VN: What excites you the most about your position as VC?
KS: The most exciting part of the job, undoubtedly, is to come in day after day and just get really energized by amazing people and entrepreneurs who come in to pitch their life’s dream to you. We are very respectful of that, of people sharing their dream, passion, excitement, and very honored to come in day after day to listen to amazing people with their really creative ideas. It’s humbling, it’s energizing, it’s invigorating, and it’s exciting that you can help empower people with capital and see their ideas go and transform entire industries in a short period of three years, in some cases. It’s spectacular to have a catbird seat to be able to do that.
VN: Is there anything else that you think I should know about you or the firm or your thoughts about the venture industry in general?

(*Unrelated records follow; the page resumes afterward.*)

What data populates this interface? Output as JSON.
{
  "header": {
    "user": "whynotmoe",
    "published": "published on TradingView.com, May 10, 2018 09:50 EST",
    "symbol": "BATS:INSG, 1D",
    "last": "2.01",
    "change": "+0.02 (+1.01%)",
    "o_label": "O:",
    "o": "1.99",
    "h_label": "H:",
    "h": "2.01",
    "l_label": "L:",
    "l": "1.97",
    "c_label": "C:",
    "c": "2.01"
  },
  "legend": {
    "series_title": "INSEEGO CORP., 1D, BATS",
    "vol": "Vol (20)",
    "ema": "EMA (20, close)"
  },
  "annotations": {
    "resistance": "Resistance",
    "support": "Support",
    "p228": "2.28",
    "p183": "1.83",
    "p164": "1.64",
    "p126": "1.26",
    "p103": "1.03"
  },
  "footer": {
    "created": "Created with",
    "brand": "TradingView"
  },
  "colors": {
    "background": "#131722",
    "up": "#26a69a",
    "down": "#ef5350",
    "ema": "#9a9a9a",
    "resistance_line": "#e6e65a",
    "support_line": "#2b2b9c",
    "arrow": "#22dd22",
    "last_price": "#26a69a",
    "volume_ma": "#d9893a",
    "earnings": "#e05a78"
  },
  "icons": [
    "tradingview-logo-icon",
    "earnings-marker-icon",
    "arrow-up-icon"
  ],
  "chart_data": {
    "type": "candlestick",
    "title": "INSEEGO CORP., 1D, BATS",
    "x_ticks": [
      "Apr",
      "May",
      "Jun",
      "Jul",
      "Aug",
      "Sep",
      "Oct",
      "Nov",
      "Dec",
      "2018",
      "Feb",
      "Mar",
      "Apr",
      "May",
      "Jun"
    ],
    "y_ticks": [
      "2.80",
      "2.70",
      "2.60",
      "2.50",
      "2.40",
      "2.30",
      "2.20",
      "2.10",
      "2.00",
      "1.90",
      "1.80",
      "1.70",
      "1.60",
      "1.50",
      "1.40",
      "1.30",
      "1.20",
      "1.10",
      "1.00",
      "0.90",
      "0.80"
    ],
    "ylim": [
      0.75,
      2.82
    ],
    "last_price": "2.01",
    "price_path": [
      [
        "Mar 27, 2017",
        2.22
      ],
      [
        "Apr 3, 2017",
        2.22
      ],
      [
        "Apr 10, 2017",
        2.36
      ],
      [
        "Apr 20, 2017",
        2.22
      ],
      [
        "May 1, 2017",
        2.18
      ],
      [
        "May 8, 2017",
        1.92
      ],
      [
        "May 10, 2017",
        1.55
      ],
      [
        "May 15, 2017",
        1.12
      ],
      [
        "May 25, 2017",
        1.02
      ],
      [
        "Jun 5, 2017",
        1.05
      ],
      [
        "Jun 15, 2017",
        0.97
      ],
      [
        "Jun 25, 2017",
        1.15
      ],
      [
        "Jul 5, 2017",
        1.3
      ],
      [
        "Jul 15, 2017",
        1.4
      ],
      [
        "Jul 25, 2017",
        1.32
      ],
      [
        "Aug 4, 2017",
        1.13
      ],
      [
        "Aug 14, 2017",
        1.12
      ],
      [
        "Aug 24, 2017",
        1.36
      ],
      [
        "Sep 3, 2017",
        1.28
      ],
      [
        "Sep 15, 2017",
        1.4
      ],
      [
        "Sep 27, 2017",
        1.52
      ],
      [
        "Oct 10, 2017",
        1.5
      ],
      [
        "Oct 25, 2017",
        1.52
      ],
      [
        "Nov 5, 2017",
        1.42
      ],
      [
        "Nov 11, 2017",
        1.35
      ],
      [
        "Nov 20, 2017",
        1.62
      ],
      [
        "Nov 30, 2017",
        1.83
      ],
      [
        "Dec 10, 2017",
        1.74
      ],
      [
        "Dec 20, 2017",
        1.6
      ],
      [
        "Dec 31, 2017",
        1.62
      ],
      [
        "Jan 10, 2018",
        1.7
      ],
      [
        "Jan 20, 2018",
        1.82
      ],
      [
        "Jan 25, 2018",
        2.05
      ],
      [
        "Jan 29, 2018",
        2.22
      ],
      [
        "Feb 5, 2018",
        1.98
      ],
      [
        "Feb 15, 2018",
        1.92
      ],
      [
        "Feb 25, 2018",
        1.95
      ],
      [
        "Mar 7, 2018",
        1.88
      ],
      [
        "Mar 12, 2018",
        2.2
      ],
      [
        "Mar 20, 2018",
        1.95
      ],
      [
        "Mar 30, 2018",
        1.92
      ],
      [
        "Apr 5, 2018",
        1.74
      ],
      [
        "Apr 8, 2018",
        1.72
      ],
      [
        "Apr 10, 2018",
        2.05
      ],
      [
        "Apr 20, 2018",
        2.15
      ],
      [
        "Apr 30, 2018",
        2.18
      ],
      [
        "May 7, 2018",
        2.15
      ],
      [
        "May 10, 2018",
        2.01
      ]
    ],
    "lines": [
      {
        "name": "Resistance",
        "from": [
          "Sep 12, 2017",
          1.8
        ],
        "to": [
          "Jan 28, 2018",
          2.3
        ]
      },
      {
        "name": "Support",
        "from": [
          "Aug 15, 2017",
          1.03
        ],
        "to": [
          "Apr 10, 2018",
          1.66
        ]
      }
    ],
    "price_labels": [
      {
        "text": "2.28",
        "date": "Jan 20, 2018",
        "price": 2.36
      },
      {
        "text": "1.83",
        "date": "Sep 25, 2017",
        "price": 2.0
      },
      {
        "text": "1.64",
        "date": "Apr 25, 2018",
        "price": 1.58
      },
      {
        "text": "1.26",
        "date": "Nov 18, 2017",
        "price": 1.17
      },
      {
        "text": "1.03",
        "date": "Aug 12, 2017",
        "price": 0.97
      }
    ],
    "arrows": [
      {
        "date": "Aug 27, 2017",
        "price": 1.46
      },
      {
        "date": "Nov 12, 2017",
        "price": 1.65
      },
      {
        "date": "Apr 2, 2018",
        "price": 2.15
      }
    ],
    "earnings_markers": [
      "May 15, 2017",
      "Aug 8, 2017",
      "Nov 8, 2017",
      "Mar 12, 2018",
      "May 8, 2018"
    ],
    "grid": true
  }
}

KS: Fund II is clearly the beginnings of a franchise, with a lot of exciting companies underway here. When you think about building a franchise, you think everything from expanding team, we’ve added to the team here, to how you are building a long term legacy in this market. We have a lot of very active community involvement, we have tremendous causes that we support both with partner’s capital, as well as on their boards. All of this is about driving a long term franchise that will have real staying power.